In this paper we examine the use of low-rank approximations for the handling of radiation boundary conditions in a transient heat equation given a cavity radiation setting. The finite element discretization that arises from cavity radiation is well known to be dense, which poses difficulties for efficiency and scalability of solvers. Here we consider a special treatment of the cavity radiation discretization using a block low-rank approximation combined with hierarchical matrices.
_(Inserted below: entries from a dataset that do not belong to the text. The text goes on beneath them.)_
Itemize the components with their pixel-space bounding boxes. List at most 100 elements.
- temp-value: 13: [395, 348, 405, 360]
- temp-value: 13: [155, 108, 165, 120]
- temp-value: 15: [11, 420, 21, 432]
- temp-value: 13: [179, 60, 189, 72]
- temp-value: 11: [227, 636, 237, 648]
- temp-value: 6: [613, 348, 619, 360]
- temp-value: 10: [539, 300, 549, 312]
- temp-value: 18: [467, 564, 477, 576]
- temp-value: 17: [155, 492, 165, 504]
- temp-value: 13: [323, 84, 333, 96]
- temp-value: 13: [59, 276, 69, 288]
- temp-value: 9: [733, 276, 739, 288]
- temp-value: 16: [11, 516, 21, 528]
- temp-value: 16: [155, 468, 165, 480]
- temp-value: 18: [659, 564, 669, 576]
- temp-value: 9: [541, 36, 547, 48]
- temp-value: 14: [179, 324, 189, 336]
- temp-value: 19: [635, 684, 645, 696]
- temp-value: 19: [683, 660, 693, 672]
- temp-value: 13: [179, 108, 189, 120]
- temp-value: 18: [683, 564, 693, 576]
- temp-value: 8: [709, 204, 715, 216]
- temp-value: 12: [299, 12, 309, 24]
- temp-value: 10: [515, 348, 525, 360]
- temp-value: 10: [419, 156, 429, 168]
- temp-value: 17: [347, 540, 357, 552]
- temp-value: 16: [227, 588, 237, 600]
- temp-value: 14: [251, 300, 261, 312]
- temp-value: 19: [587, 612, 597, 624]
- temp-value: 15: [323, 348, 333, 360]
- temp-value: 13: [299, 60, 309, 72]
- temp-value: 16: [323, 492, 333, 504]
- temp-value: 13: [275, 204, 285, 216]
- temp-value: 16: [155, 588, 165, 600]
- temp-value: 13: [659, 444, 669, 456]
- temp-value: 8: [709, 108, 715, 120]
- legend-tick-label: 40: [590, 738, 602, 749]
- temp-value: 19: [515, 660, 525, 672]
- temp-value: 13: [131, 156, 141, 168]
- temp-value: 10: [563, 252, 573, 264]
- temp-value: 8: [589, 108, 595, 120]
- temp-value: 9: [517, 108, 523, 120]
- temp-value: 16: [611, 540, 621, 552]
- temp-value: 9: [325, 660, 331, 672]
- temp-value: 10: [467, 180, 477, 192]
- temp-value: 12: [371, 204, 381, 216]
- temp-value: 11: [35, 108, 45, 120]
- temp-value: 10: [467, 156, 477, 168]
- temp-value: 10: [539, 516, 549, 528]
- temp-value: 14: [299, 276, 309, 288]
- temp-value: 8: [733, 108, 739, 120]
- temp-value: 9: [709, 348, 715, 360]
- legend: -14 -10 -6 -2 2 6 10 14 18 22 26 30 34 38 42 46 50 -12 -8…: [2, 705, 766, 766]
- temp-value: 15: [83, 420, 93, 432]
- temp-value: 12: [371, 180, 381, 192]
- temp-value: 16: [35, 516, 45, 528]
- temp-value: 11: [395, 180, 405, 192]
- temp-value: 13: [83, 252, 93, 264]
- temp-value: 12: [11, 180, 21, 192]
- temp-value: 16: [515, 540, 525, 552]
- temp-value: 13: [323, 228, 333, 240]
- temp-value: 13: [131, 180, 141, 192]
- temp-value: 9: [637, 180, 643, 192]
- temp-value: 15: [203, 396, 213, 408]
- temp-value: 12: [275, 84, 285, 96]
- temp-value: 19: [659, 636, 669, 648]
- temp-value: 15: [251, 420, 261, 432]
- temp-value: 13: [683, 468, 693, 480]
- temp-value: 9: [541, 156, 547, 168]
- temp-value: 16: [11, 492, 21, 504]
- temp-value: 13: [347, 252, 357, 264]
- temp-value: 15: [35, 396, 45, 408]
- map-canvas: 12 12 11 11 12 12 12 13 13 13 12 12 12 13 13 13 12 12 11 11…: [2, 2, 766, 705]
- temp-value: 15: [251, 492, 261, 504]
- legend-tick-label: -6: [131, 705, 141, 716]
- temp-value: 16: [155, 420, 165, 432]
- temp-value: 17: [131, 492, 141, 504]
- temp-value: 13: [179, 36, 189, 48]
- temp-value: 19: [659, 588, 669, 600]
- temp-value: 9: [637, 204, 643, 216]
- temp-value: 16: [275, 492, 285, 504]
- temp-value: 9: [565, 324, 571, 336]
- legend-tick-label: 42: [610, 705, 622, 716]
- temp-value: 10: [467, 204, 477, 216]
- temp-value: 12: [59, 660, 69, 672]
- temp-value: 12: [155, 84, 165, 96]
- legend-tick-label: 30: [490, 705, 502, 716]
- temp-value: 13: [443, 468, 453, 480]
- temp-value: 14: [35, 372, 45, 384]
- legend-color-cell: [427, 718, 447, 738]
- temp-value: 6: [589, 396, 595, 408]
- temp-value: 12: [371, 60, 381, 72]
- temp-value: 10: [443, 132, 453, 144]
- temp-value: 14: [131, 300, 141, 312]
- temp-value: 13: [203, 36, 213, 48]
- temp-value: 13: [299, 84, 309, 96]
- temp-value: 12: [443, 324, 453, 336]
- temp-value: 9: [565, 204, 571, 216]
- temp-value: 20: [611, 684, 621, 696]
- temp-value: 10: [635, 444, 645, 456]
We provide an overview of the methodology and discusses techniques that can be used to improve efficiency within the framework of hierarchical matrices, including the usage of the approximate cross approximation (ACA) method. We provide a number of numerical results that demonstrate the accuracy and efficiency of the approach in practical problems, and demonstrate significant speedup and memory reduction compared to the more conventional "dense matrix" approach.

翻译：本文研究了在瞬态热传导方程中，针对腔体辐射条件下边界条件处理过程中低秩逼近方法的应用。众所周知，腔体辐射引起的有限元离散矩阵是稠密的，这对求解器的效率和可扩展性构成了挑战。本文采用一种将块低秩逼近与层次化矩阵相结合的特殊处理方法处理腔体辐射离散问题。我们概述了该方法论，并讨论了可在层次化矩阵框架内提升效率的技术，包括使用近似交叉逼近方法。我们提供了若干数值结果，展示了该方法在实际问题中的准确性和效率，并证明了相较于传统的"稠密矩阵"方法，该方法在显著加速计算和减少内存占用方面的优势。